Unusual - because I don’t do much event installation now but I had worked with these clients before and they are lovely. Usually I would install these vases in situ as they are so big and I can’t transport them. I had trouble moving just the branches and foxgloves since they were over 1.2m tall in buckets! But on this occasion, I only was going to have minutes to install so not the time to create this. So, instead, I made these at the farm, then lifted the arrangement into buckets, and quickly recreated back into the vase on site. With a little preening and some extras.
My favourite - because despite the lack of time and huge pressure for this one, it was a beautiful event, and many flowers had been cut from the families gardens. I came back to the studio the day before to find the most incredible buckets of flowers. These worked beautifully with what I had already cut in the gardens. As I say, what grows together, goes together.
I just love working with people that really want to put flowers at the centre. Their flowers. They cut, gathered, stripped and prepared material from their own gardens in a generous gift. Putting the season, their local and own plants, making the decorations full of meaning and love. Whilst the final arrangements were important, what made them was not the way it was put together, but how and why; culminating in beauty beyond floristry techniques, but in meaning. Rooted in purpose, time and place.

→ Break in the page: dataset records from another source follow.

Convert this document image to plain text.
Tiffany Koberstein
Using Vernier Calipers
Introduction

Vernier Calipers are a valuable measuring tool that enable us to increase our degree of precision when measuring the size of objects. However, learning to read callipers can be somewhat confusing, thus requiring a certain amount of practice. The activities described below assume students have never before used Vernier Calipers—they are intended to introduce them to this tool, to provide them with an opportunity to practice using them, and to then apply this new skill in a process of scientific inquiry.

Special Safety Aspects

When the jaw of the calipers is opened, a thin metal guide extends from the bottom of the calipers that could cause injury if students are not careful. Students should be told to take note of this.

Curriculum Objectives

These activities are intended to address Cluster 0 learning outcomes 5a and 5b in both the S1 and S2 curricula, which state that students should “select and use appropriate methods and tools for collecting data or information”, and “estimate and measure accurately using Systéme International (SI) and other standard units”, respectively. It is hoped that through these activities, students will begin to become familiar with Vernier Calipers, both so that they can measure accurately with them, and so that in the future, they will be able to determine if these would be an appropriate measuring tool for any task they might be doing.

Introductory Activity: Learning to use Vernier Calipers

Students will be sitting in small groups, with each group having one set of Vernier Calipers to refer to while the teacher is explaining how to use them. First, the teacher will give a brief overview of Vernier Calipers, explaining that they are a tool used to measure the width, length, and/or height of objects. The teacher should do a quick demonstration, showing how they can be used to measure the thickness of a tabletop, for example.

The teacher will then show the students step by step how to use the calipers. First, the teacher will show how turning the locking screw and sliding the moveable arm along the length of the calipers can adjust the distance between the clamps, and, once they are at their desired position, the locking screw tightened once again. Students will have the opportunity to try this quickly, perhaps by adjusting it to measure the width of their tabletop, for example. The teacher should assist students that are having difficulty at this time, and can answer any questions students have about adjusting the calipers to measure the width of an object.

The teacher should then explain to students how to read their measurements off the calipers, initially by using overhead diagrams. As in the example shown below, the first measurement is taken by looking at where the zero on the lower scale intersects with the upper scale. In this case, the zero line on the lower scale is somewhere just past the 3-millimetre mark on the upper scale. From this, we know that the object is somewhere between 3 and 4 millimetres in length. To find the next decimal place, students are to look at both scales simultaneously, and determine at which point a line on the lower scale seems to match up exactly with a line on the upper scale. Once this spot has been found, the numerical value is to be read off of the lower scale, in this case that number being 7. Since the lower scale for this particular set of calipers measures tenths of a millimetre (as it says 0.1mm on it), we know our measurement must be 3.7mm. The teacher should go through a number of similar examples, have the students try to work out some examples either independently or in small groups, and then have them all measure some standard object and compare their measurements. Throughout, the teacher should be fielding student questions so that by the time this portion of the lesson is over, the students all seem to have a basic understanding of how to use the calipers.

All ingredients, materials used and how, together with growing requirements, lastly cutting and conditioning techniques for each, below in this May Floral Recipe.
Skill - Easy
Grow to Arrange Time - 3 years +/-
Vase Life - Can be prepared days in advance.
Ingredients
Urn
Foxgloves
Poppy ‘Royal Wedding’
Poppy ‘Victoria Louise’
Sweet Rocket
Campanula persicifolia
Orlaya
Peonies (all came from clients garden - I don’t know what varieties)
Nepeta
Philadelphus
Larkspur
Malus (crab apple - think Malus x purpurea crimson cascade)
Artichoke
Centaurea purpurea (Perennial Cornflower)
Cornflower (annual)
Apple Mint
Gathered grasses
Phacelia
Growing Methods & Conditioning
With only four ingredients sown in the last year, most of this arrangement is cut from older biennials (sown two or three years ago), perennials, shrubs or trees. You’ll want a mature garden for this. But once stocked and mature, will provide these flowers year after year.
Annuals
Orlaya, cornflowers and Larkspur are hardy annuals, and I find best grown from seed sown in late summer and planted out in early autumn to mature over winter. Plants are small above ground for many months, meanwhile the roots are growing. These can be grown over winter in a cold tunnel or greenhouse or directly in bed. Frost will not kill them. These can also be sown from May until now for later summer flowers, but they will not flower in May unless sown the previous year. Phacelia, grown as a green manure but also a great cut flower. Sown direct in March.
Biennials
Foxgloves and sweet rocket (Hesperis matronalis) are sown in May or June the previous year. For larger flowering plants, sow two years ahead. Sown every year to ensure continuation.